The tort of trespass to chattels, or personal property, is the intentional use of or interference with a chattel which is in the possession of another without justification. Talley v. Lelu Town Council, 10 FSM Intrm. 226, 234 (Kos. S. Ct. Tr. 2001). Since there was no evidence that Telecom intentionally interfered with the plaintiffs' personal property (inside their homes), the plaintiffs also fail to prove their trespass to chattels claim.

CONCLUSION

The plaintiffs having failed to prove by a preponderance of the evidence all of the elements of any of their remaining causes of action, shall take nothing from defendant Telecom. The plaintiffs not having prevailed on any claim against Telecom, the issue of whether and to what extent the third-party defendant State would be liable to defendant Telecom is moot. Let the clerk enter judgment accordingly.

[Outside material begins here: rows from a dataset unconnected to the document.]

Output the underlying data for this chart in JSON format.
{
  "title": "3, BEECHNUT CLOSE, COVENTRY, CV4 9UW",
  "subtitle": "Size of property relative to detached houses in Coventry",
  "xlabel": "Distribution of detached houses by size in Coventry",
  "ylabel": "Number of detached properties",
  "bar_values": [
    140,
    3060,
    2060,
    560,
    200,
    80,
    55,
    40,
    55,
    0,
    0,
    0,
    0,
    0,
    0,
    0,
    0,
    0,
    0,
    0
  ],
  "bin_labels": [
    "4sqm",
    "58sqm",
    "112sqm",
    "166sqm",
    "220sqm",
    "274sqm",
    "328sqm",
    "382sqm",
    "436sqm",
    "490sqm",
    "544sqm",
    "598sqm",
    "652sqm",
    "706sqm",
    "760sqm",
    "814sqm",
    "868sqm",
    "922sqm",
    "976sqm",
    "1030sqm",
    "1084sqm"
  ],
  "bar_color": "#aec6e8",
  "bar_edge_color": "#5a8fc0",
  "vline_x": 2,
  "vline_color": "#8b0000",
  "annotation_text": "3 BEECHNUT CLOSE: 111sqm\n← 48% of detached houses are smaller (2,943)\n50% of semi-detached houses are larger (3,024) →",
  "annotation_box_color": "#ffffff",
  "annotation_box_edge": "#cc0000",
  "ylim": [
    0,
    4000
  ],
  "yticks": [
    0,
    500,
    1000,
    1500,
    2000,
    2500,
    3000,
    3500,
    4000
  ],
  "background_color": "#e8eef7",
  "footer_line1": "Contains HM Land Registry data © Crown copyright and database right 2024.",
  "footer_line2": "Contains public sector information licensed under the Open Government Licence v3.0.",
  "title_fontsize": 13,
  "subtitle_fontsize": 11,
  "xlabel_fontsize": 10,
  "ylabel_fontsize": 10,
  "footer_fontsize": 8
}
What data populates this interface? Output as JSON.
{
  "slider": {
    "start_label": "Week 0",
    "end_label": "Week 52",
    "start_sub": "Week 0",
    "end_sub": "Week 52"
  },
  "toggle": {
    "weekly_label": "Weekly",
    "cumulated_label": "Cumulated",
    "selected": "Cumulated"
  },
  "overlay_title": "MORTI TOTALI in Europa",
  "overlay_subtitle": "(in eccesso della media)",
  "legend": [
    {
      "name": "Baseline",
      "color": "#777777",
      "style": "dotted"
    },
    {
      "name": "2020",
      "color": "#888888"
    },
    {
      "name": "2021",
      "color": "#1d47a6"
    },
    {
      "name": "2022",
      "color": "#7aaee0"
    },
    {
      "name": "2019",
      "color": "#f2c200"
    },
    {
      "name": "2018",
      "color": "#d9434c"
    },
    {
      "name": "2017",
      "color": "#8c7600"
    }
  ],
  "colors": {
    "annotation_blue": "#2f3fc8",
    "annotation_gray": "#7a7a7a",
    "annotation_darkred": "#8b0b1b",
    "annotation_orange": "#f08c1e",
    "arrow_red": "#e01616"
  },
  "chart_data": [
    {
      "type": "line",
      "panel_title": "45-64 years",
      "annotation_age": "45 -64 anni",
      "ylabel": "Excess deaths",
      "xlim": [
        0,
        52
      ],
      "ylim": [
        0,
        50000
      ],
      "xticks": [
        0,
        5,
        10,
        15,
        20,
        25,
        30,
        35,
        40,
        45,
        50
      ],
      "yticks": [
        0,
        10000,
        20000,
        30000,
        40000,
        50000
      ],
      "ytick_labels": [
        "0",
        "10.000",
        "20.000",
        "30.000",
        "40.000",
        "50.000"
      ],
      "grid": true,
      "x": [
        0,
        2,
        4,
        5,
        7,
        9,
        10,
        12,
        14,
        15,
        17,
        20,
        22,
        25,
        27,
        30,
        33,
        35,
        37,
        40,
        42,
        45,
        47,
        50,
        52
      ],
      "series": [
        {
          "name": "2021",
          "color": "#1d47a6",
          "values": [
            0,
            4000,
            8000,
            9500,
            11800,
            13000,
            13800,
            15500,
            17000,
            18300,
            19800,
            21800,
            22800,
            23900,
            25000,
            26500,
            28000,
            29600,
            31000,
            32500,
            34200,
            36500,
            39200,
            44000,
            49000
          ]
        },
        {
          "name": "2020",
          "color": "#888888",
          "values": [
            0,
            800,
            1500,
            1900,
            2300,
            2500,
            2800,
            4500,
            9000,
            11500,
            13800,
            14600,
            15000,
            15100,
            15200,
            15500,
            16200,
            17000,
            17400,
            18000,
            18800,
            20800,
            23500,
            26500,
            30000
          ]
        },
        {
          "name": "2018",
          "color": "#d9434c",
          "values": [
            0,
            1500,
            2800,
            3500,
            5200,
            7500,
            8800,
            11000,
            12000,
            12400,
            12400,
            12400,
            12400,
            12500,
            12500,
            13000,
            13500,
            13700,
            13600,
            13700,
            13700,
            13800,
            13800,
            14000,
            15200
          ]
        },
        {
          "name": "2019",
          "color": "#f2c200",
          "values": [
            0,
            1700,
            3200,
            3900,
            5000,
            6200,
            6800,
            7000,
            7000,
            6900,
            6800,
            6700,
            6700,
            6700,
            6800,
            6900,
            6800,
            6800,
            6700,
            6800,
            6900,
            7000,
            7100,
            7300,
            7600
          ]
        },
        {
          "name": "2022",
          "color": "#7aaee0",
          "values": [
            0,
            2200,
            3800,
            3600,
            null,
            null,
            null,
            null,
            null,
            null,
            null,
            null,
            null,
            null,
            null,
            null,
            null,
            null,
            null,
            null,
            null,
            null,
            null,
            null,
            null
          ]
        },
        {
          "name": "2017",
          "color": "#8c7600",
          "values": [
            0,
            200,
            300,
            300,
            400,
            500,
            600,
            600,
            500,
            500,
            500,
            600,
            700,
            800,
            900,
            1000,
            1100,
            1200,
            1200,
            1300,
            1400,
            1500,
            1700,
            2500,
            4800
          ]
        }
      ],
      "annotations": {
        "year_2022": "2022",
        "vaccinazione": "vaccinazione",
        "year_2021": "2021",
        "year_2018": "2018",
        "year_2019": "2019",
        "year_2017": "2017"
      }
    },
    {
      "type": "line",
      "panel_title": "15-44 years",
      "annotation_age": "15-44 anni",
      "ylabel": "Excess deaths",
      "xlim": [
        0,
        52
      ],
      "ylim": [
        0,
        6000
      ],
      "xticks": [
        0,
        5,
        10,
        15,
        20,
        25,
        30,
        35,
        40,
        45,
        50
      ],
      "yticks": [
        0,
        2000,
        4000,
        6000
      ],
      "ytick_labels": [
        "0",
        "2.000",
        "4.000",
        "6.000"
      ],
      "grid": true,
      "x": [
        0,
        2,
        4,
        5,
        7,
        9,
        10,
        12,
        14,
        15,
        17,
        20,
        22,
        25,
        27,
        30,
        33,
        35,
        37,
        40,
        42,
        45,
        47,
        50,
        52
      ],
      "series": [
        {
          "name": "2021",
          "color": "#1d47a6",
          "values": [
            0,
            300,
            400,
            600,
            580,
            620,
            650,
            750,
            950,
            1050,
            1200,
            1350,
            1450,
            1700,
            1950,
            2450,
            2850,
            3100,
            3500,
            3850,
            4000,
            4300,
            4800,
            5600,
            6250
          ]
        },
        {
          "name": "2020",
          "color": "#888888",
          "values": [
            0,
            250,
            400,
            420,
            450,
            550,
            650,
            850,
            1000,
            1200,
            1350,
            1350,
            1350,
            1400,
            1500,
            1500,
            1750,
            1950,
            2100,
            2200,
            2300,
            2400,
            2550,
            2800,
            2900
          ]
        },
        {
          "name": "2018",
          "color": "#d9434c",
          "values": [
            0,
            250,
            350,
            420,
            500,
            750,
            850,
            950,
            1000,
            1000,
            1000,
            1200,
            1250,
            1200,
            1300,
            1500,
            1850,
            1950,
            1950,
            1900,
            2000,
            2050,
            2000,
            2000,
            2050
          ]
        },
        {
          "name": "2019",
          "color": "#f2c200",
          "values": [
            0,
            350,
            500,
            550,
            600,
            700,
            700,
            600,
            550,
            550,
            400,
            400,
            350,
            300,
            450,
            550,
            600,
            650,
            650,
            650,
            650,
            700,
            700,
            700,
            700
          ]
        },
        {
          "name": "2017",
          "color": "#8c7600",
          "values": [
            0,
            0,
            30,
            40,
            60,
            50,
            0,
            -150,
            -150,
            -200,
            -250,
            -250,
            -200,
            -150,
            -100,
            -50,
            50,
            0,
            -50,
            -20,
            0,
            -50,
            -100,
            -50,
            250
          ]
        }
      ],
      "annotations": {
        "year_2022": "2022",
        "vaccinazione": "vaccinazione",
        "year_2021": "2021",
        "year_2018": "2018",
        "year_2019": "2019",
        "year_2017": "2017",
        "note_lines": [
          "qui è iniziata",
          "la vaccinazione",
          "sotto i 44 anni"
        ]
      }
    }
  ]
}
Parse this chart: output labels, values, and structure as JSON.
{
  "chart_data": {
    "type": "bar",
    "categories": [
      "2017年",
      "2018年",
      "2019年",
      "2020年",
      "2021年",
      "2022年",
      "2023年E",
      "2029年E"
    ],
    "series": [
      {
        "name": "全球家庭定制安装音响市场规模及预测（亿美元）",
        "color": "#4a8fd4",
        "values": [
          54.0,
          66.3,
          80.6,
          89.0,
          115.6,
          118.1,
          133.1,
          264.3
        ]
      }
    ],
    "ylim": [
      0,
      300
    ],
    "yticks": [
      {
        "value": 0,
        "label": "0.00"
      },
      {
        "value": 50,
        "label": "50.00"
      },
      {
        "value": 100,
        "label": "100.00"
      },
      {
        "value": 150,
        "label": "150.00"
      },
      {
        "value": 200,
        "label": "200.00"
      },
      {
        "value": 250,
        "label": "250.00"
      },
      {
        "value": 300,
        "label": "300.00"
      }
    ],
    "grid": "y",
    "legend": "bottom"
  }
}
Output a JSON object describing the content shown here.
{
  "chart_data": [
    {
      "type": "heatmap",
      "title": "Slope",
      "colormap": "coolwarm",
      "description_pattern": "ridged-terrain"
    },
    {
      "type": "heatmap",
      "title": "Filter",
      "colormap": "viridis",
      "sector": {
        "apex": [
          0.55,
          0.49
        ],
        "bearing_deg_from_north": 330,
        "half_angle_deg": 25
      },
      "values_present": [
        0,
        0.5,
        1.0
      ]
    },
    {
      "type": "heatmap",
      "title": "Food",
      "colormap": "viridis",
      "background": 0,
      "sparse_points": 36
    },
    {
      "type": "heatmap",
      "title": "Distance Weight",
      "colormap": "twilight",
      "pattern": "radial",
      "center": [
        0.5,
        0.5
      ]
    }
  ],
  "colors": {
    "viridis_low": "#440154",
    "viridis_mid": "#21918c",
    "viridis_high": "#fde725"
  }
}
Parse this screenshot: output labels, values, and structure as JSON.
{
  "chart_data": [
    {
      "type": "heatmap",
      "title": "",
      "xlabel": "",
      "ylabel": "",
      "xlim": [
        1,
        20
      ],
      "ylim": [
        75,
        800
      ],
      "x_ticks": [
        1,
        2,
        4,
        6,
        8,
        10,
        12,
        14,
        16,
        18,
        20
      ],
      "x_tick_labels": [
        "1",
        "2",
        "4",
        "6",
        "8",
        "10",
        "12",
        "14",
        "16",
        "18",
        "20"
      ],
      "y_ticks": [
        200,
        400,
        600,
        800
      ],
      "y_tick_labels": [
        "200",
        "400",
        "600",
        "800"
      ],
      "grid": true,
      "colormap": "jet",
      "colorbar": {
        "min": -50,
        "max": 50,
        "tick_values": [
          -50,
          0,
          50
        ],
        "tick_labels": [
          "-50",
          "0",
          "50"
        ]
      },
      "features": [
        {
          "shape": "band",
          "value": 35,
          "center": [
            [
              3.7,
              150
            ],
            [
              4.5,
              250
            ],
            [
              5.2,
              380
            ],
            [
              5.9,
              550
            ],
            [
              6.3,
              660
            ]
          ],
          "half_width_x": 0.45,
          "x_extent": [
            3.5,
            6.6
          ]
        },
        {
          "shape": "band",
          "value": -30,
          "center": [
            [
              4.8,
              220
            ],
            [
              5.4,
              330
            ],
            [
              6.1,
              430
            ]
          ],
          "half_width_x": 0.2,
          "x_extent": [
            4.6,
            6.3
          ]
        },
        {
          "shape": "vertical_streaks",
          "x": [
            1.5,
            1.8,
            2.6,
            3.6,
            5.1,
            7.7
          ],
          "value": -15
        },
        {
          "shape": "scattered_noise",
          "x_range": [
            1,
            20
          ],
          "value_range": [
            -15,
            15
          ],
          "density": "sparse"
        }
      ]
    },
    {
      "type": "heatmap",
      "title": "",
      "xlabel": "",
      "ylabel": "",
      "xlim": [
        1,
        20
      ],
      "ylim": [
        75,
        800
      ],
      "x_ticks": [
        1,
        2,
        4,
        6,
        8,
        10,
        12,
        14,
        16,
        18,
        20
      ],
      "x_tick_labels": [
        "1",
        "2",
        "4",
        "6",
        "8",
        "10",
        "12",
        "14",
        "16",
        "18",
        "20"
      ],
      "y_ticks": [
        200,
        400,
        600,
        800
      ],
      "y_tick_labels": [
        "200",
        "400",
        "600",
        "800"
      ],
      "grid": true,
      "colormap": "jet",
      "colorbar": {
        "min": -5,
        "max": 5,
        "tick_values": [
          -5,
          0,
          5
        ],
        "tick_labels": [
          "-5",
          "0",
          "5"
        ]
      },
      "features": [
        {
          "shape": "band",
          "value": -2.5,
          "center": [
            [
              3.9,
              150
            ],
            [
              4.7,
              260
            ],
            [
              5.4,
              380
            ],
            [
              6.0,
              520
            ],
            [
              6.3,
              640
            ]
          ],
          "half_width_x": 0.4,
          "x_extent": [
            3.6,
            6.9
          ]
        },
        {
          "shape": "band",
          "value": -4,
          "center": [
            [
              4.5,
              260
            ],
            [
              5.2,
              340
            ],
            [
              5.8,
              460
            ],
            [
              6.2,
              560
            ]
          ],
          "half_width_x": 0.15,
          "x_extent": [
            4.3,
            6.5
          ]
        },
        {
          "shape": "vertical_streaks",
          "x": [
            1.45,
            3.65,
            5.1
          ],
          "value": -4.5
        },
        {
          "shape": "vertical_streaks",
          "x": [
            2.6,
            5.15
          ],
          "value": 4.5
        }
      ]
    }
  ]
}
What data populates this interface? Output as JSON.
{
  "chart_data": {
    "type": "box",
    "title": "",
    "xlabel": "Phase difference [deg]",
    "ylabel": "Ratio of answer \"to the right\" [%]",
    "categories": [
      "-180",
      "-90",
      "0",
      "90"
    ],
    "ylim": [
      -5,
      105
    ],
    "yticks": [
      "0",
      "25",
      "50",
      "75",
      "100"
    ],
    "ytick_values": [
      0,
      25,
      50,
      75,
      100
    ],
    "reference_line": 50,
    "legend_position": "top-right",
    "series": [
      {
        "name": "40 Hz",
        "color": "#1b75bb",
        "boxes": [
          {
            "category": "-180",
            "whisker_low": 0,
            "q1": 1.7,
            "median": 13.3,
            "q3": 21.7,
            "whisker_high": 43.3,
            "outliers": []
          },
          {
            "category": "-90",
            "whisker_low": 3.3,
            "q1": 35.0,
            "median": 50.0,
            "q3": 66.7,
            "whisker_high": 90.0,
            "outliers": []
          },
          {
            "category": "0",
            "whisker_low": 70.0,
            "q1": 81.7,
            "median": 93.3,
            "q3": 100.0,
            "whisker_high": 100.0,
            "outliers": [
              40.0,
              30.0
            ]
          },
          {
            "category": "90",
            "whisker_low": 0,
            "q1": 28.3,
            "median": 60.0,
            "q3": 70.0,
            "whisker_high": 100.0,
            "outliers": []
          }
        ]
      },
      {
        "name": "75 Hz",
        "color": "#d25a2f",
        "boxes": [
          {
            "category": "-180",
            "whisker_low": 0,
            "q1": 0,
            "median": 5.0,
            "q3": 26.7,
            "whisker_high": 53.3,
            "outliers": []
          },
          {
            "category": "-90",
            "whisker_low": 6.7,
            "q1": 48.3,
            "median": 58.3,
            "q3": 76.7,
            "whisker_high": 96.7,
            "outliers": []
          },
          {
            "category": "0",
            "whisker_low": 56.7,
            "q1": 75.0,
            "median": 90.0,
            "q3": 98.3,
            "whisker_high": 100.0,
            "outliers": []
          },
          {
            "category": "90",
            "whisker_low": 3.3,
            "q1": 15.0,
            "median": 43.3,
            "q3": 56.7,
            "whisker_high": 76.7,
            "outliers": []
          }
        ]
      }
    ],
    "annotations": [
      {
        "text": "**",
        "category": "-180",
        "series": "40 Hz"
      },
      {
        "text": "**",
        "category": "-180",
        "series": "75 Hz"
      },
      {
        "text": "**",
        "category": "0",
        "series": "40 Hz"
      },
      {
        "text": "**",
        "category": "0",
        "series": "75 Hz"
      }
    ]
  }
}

_____________________________________

Footnotes:

1 These findings of fact will differ somewhat from those the court made after the close of the plaintiffs' case-in-chief for the purpose of the defense Rule 41(b) motion because, as the court noted then, it still awaited the presentations of the defendant and third-party defendant. The court also noted that nothing contained in its Rule 41(b) memorandum was intended to foreclose the defendant and the third-party defendant of their opportunity to be heard and that what may then have been reasonable and logical inferences from the evidence might later "be shown to be something entirely different." Nakamura, 17 FSM Intrm. at 50.